Since joining BlackRock, O’Neil has proven herself an adept and unflappable team member and leader who balances many competing—and sometimes contradictory—concerns, says colleague Sergio Trigo Paz, head of BlackRock’s emerging markets fixed income, who worked with her on the Argentine and Ecuadoran debt restructurings. “You are in a place where you know everyone will be unhappy in the end,” he says. “Minimizing the unhappiness is the clear goal.”
Diplomacy, negotiation, and trust are as much a part of debt restructuring as crunching numbers and hammering out legal language. Although the Argentines repeatedly claimed they were making a “final offer,” O’Neil patiently edged them toward a better position for creditors. Argentina’s team ultimately upped its “final offer” to more than 54 cents on the dollar, resulting in $13 billion more for creditors than the country had offered at the start of talks.
“We just were able to find value in different pockets,” O’Neil explains. “We had to get very creative and try to figure out other ways to generate value for the bonds. You never want to leave something on the table.” Argentina will make minimal payments through 2024, giving Guzmán time to implement policies to revive the economy. It will be many years, however, before creditors know whether the country can successfully emerge from its financial crisis.

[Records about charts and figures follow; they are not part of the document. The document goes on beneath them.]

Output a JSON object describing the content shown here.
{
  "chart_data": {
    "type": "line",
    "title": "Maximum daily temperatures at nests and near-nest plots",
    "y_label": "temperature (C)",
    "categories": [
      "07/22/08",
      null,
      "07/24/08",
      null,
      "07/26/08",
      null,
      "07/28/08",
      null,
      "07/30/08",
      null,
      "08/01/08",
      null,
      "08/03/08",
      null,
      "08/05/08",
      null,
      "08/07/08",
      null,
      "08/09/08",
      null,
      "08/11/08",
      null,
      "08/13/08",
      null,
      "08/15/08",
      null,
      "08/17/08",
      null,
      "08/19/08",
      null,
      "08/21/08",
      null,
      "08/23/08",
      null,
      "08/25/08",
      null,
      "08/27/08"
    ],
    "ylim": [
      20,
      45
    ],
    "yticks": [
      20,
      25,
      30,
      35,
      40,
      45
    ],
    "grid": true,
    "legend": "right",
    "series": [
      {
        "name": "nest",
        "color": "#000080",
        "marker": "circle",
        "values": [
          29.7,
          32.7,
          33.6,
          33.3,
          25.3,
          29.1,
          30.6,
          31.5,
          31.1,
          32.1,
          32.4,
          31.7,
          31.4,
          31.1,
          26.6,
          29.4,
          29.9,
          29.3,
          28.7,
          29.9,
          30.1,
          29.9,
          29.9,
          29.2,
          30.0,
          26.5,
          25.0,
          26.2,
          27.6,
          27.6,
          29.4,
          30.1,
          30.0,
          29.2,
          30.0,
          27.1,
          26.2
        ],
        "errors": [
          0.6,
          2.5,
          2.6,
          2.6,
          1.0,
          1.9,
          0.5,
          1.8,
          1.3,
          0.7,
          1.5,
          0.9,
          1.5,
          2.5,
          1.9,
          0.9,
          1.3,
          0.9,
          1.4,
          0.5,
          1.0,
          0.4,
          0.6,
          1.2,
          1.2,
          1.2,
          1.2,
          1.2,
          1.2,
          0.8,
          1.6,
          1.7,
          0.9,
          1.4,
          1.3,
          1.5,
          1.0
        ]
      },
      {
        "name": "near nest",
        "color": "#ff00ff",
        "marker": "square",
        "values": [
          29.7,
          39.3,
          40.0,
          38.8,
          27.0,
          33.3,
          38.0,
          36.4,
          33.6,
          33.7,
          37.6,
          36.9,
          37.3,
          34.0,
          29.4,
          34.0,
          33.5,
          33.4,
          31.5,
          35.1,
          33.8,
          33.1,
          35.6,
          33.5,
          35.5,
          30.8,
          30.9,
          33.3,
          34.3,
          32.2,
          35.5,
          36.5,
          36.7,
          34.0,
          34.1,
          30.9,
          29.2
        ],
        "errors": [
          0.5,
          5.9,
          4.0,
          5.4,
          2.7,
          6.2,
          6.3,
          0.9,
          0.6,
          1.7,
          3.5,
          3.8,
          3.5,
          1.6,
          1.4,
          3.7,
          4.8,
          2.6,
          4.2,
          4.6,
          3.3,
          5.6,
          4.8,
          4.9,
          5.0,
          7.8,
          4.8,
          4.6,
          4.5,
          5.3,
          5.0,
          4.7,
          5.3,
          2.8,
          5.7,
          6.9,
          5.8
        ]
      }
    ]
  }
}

The global economic upheaval caused by the pandemic will keep O’Neil busy with sovereign and corporate debt restructuring. Her ideal scenario for those deals takes its cues from how the Argentine process played out: “A group of really smart people come together and come up with a creative solution to a very big, very complicated problem, and they work with a particularly challenging counterparty to get to an agreement. Being able to overcome a challenge like that is a pretty big accomplishment. And I like being part of that.”